For over 15 years, New Mexico’s Project Echo has addressed the state’s opioid addiction problem by training caregivers in rural primary care centers via telementoring. Teams of specialists regularly communicate with primary care physicians on the frontlines. Per capita, the state now has the fourth-highest number of buprenorphine-waivered physicians in the country. Telementoring has helped build the capacity of local providers to treat other chronic diseases in New Mexico as well. Even in the current moment, which calls for physical distancing to limit the spread of COVID-19, telehealth has become an important strategy to ensure people have access to behavioral health care. Overall, both states have altered the landscape of the opioid crisis in their respective regions via increased accessibility to MAT services.
“Diseases of despair,” such as depression and substance abuse disorder, are linked to financial insecurity. Ohioans without college degrees, who are paid low wages, or who have been laid off are at greater risk for depression and addiction.
Between 2015 and 2019, prescriptions for naloxone, which is used to treat opioid overdoses, rose by 18% in Ohio counties with low employment rates. Another study demonstrated a clear connection between manufacturing plant closures and an increase in opioid overdose deaths. People of color have also been more likely to die of opioid substance abuse than white people. It’s something policymakers and public health experts should watch even more closely now: Since the onset of the COVID-19 pandemic in Ohio, more than 1.1 million Ohioans have filed for unemployment compensation. Many of them were paid low wages to begin with.

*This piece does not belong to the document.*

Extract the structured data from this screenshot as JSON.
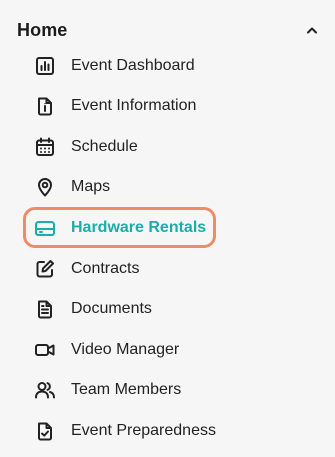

The COVID-19 pandemic is already taking a toll. Cases of addiction and overdose deaths have spiked in Central Ohio. Social isolation can exacerbate mental health issues like depression, posing greater risk for addiction. Now more than ever, Ohio policymakers need to expand treatment by targeting those struggling in rural parts of the state.
Over the long term, our leaders need to build healthier communities for everyone – no matter where they live or what they look like. They can do that by fully funding public education, raising the minimum wage, and increasing our investment in community behavioral health services.